Well, one way or another, it's pretty obvious that the ATI X800 cards are taking much much less of a hit in some games than the NV 6800 cards when moving from 4xAA to 4xAA/8xAF.

FWIW, some websites have also noted that NV's AF algorithm seems to be sharper/clearer than ATI's AF algorithm in some pictures, even though both are now angle dependent.
 
Quasar said:
As i already posted on R3D, this is not about the Texture-Stage Optimization. That one can be switched off, if you use the correct Registry Key - no questions.

BUT, there's another optimization, similar or equal to the brilinear filtering on GeForceFX - which cannot be switched off AFAIK.
sorry to go a bit ot, but where can this registry key be found?
 
I've just run some images in SS:SE using the DX renderer. If I do an image compare between an 9800 XT and an X800 XT there are differences between the two, however if I do an image compare between the two with mip-map colouring still enabled then there are differences between those as well.

I'd like to know what the methodology for determining that "brilinear" was apparently on.
 
DaveBaumann said:
Checking differences with AA modes is not necessarily the best test - MSAA is a bandwidth intensive task and AF a fillrate intensive task, so in theory these should balance anyway.

I can give you one A4-sized page of pure-AF Fillrate-Benchmarks with Villagemark in various resolutions, AF Levels and AF methods (bi, TS-opt. and "full-tri").

The result is sometimes much more prominent:
16xAF "forced full-tri" AF (real Full-tri on R360, bri on R420) in 1280x1024 resulted in 72fps for R360 and 110fps for R420 (same fillrate and bandwidth for both).
 
Quasar,I just checked the first 2 shots in the article with photoshop, they're nearly identical besides the random pink light.
 
There are some filtering differences between the 2 shots, and even alpha blending differences.... my conclusion can only be, there are differences (based on comparing the 2 colour images).
 
991060 said:
Quasar,I just checked the first 2 shots in the article with photoshop, they're nearly identical besides the random pink light.
You should use a binary comparison method. But you can take your difference picture and raise up the contrast. Then there should be some noticable differences.
 
Quasar said:
I can give you one A4-sized page of pure-AF Fillrate-Benchmarks with Villagemark in various resolutions, AF Levels and AF methods (bi, TS-opt. and "full-tri").
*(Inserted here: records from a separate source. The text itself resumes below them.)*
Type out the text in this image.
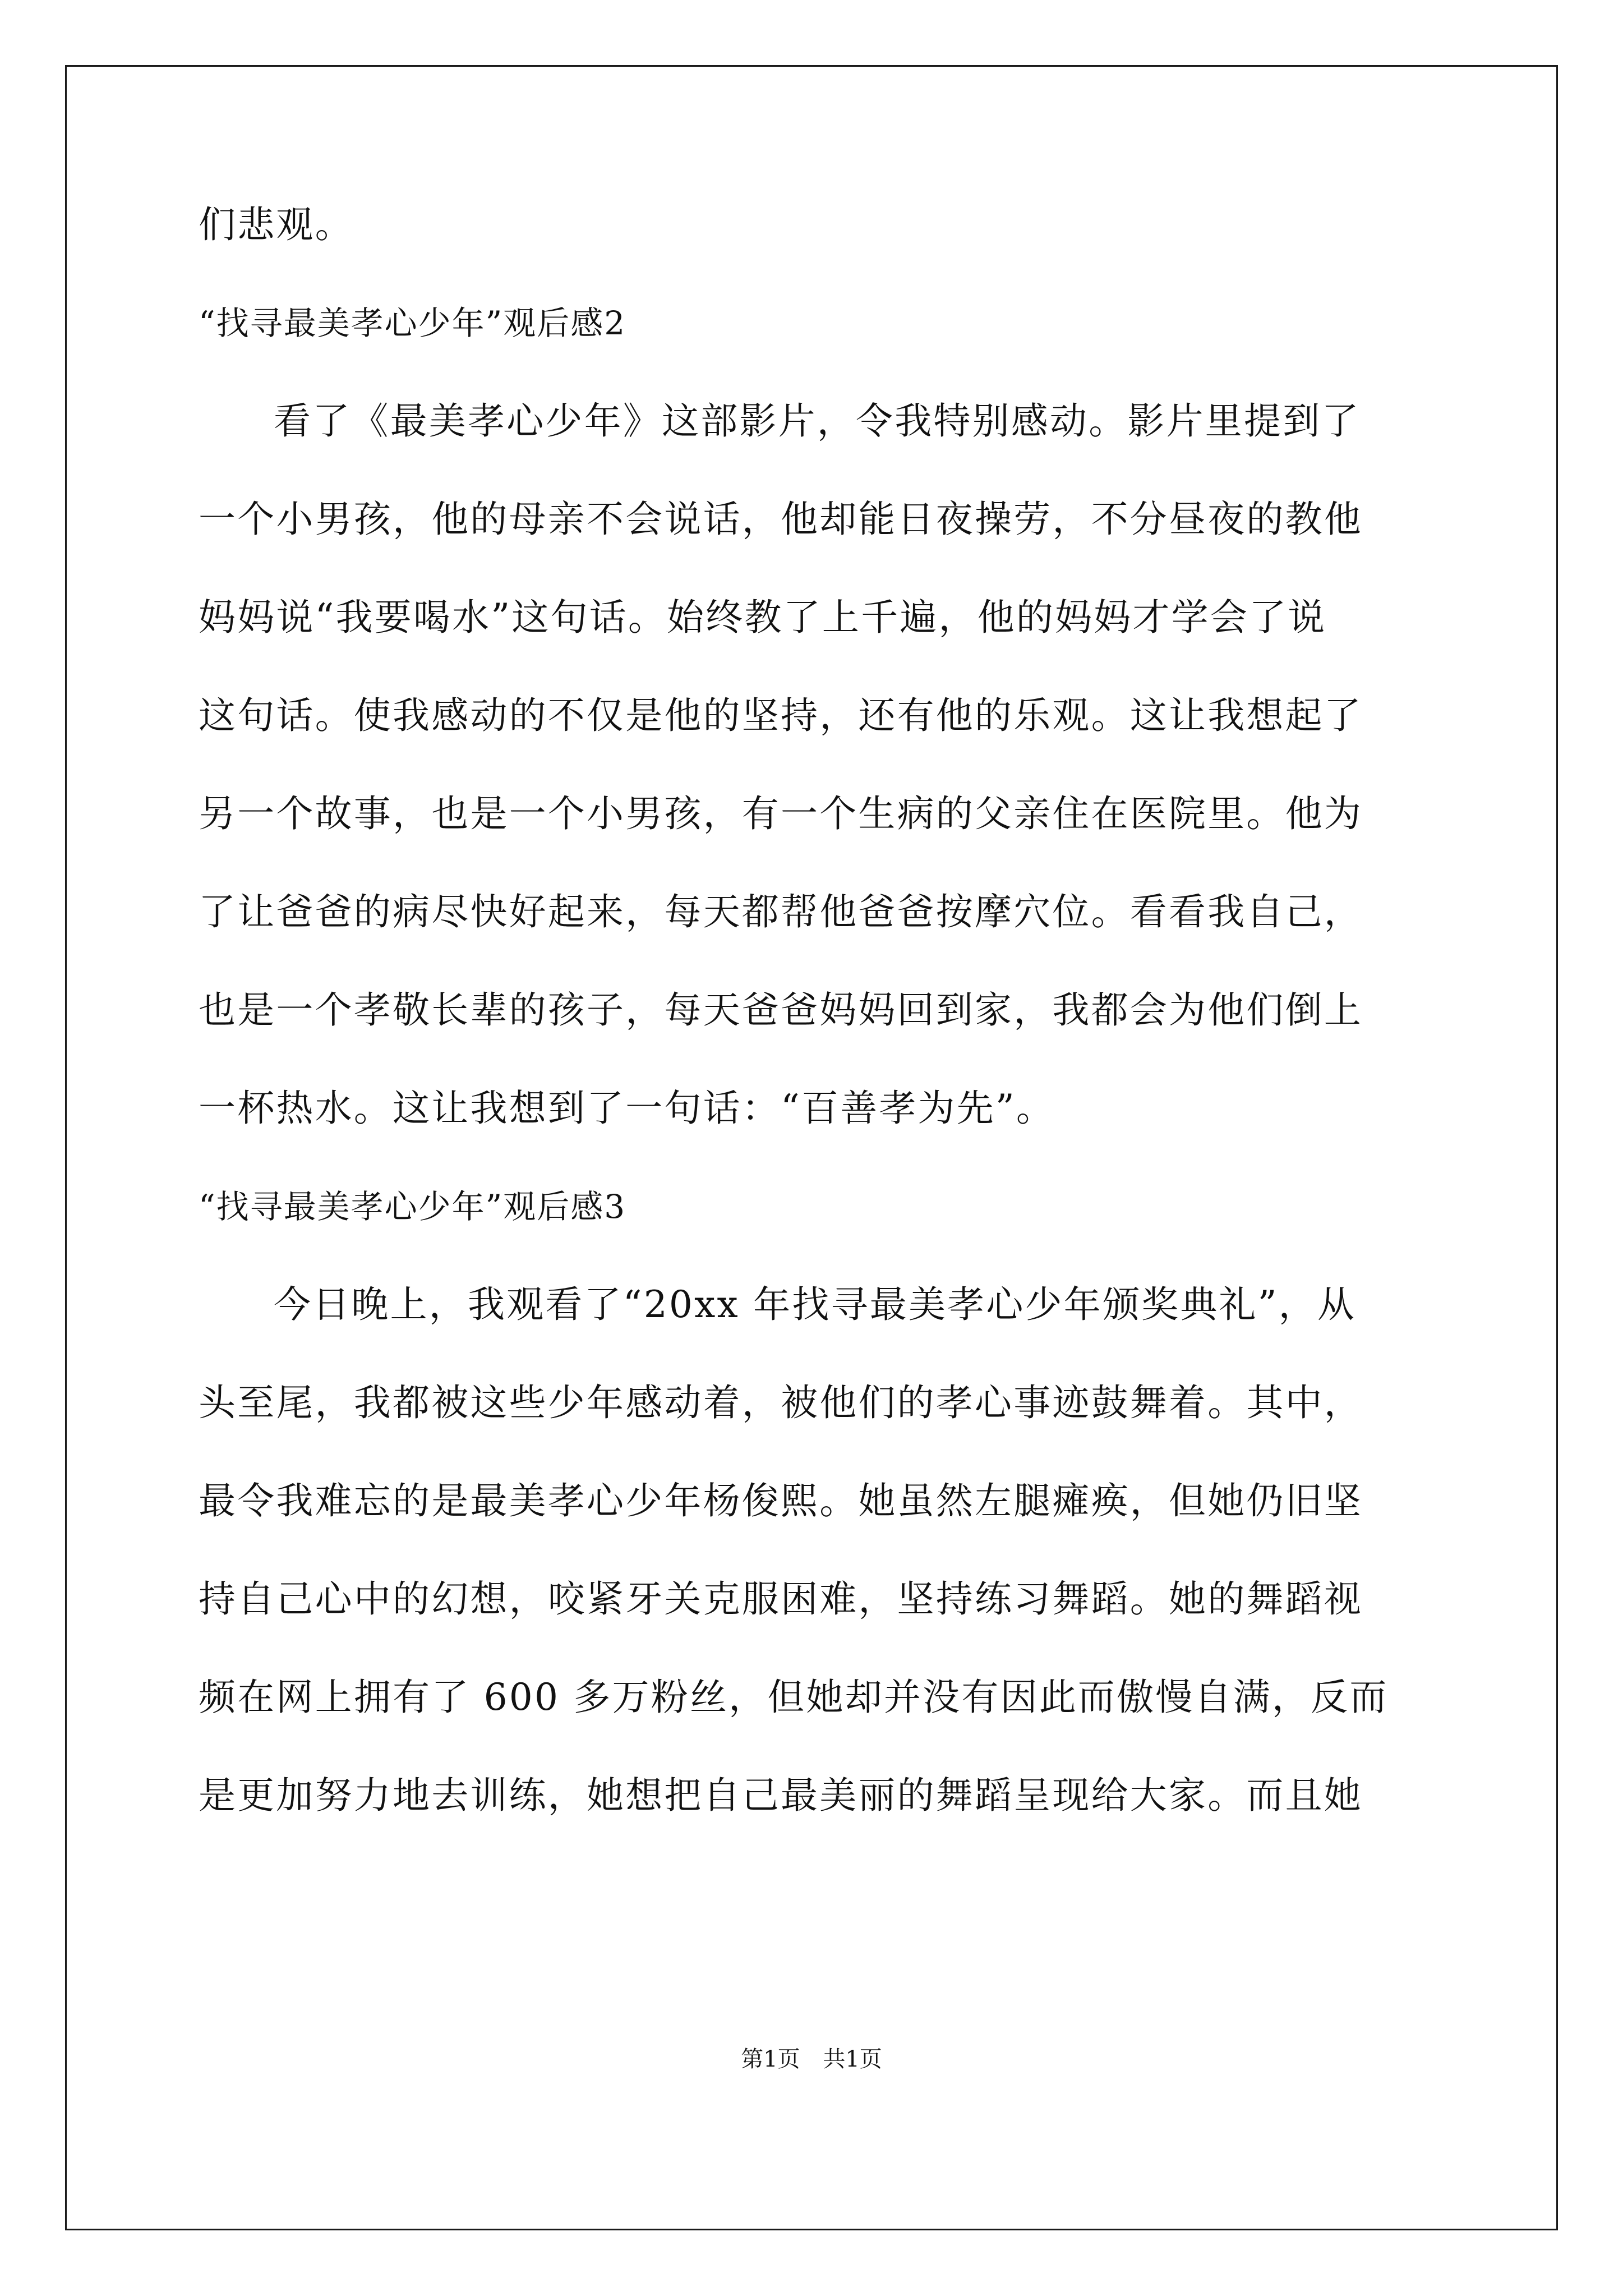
们悲观。
“找寻最美孝心少年”观后感2
看了《最美孝心少年》这部影片，令我特别感动。影片里提到了
一个小男孩，他的母亲不会说话，他却能日夜操劳，不分昼夜的教他
妈妈说“我要喝水”这句话。始终教了上千遍，他的妈妈才学会了说
这句话。使我感动的不仅是他的坚持，还有他的乐观。这让我想起了
另一个故事，也是一个小男孩，有一个生病的父亲住在医院里。他为
了让爸爸的病尽快好起来，每天都帮他爸爸按摩穴位。看看我自己，
也是一个孝敬长辈的孩子，每天爸爸妈妈回到家，我都会为他们倒上
一杯热水。这让我想到了一句话：“百善孝为先”。
“找寻最美孝心少年”观后感3
今日晚上，我观看了“20xx 年找寻最美孝心少年颁奖典礼”，从
头至尾，我都被这些少年感动着，被他们的孝心事迹鼓舞着。其中，
最令我难忘的是最美孝心少年杨俊熙。她虽然左腿瘫痪，但她仍旧坚
持自己心中的幻想，咬紧牙关克服困难，坚持练习舞蹈。她的舞蹈视
频在网上拥有了 600 多万粉丝，但她却并没有因此而傲慢自满，反而
是更加努力地去训练，她想把自己最美丽的舞蹈呈现给大家。而且她
第1页 共1页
The result is sometimes much more prominent:
16xAF "forced full-tri" AF (real Full-tri on R360, bri on R420) in 1280x1024 resulted in 72fps for R360 and 110fps for R420 (same fillrate and bandwidth for both).
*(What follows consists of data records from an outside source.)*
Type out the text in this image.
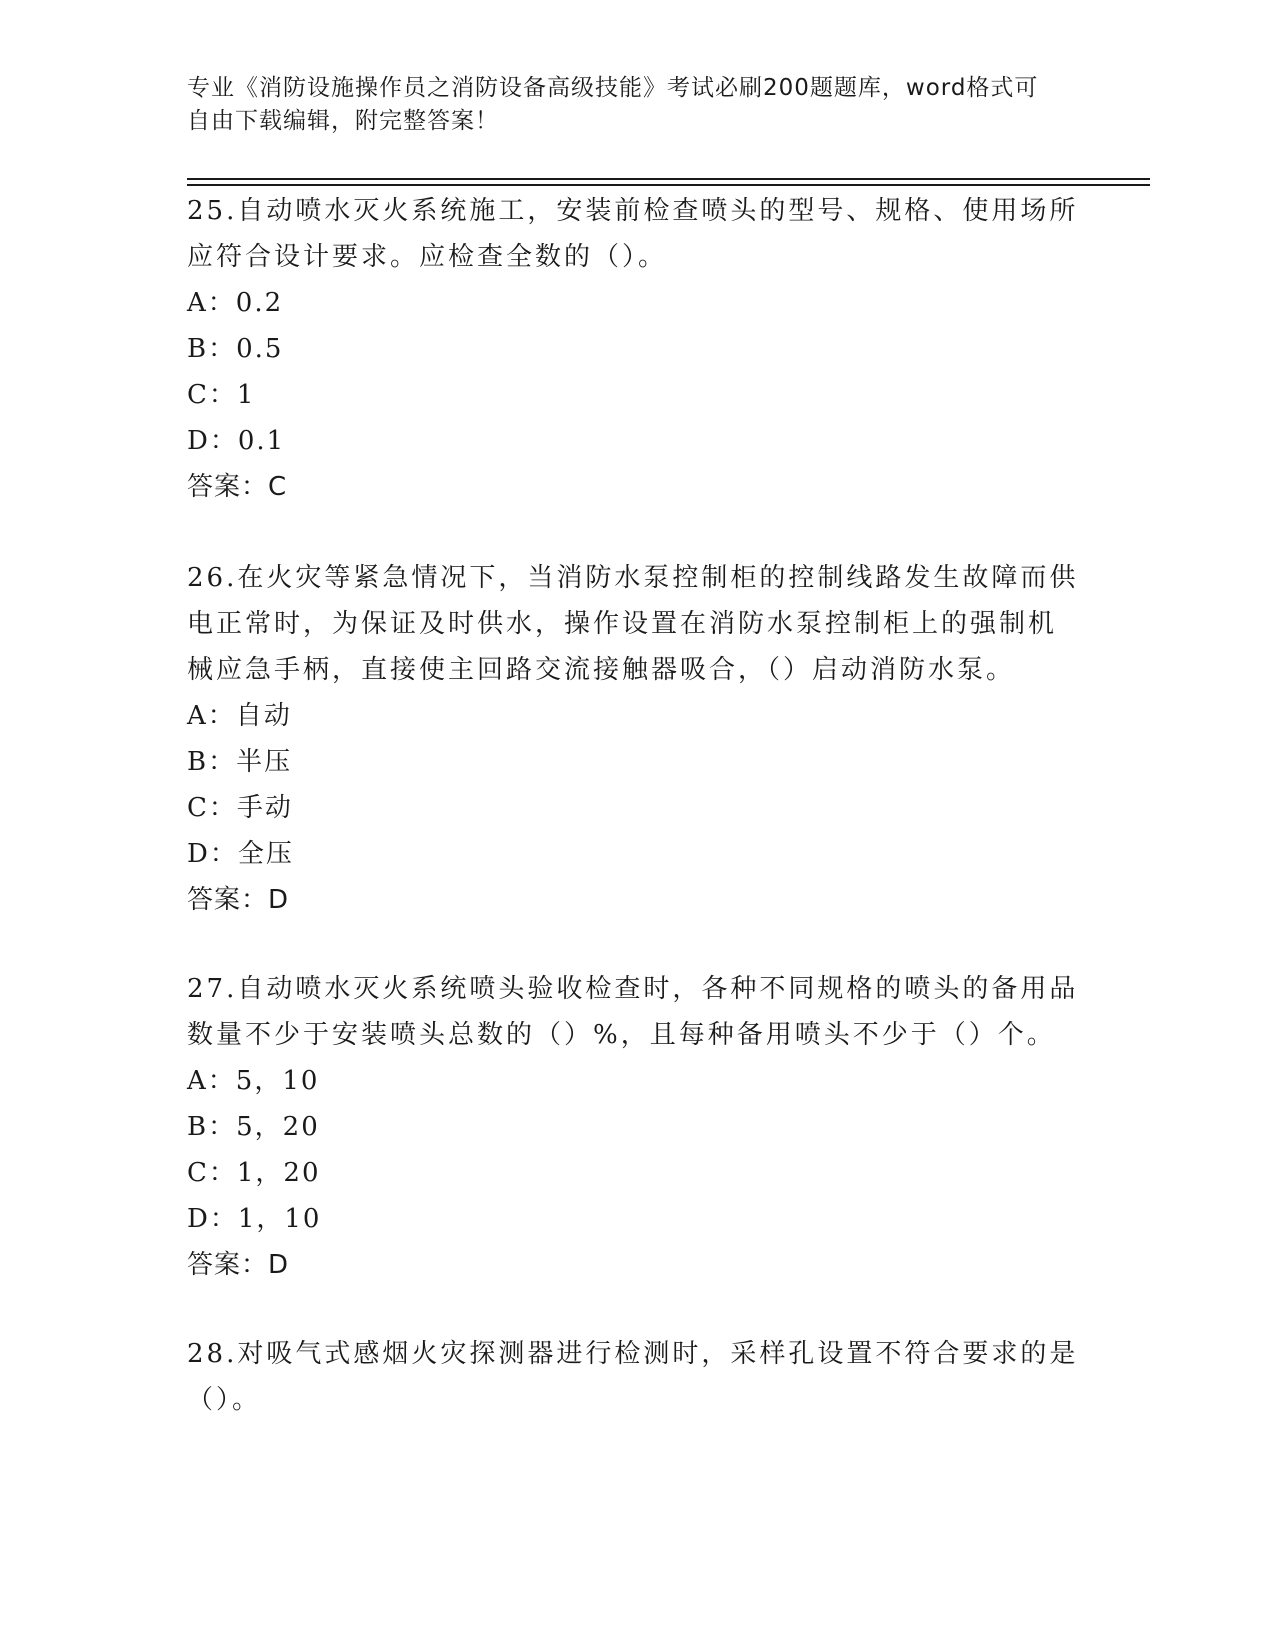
专业《消防设施操作员之消防设备高级技能》考试必刷200题题库，word格式可
自由下载编辑，附完整答案！
25.自动喷水灭火系统施工，安装前检查喷头的型号、规格、使用场所
应符合设计要求。应检查全数的（）。
A：0.2
B：0.5
C：1
D：0.1
答案：C
26.在火灾等紧急情况下，当消防水泵控制柜的控制线路发生故障而供
电正常时，为保证及时供水，操作设置在消防水泵控制柜上的强制机
械应急手柄，直接使主回路交流接触器吸合，（）启动消防水泵。
A：自动
B：半压
C：手动
D：全压
答案：D
27.自动喷水灭火系统喷头验收检查时，各种不同规格的喷头的备用品
数量不少于安装喷头总数的（）%，且每种备用喷头不少于（）个。
A：5，10
B：5，20
C：1，20
D：1，10
答案：D
28.对吸气式感烟火灾探测器进行检测时，采样孔设置不符合要求的是
（）。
My point being is that saying there is a different performance drop in different architectures with AA enabled, as Jimmy's example did, isn't a particularly useful example because AA can negate the fill-rate effects of AF. If we then add to that there are large architectural differences to take into account and inexcess of a 9600XT's worth of fill-rate between the two, then I don't find that example particularly useful.

However, the test you are also running doesn't necessarily point to anything because there have been changes in how the texturing is achieved from R3x0 and R420 (this was confirmed by Raja Khodri at the Technology Seminar) and you don't know how the caching and Heir-Z differences will affect things between the two.

However, my earlier point was asking whether you have done similar bit comparisons with mip-map colouring enabled. The article and 3DCenter are claiming that the driver "detects" mip colouring and turns the apparent "brilinear" filtering off - in which case if you did a bit comparison of R360 and R420 with mip-map colour on then there should be no differences, however this does not appear to be the case with the test I've just run.
 
Exxtreme said:
991060 said:
Quasar,I just checked the first 2 shots in the article with photoshop, they're nearly identical besides the random pink light.
You should use a binary comparison method. But you can take your difference picture and raise up the contrast. Then there should be some noticable differences.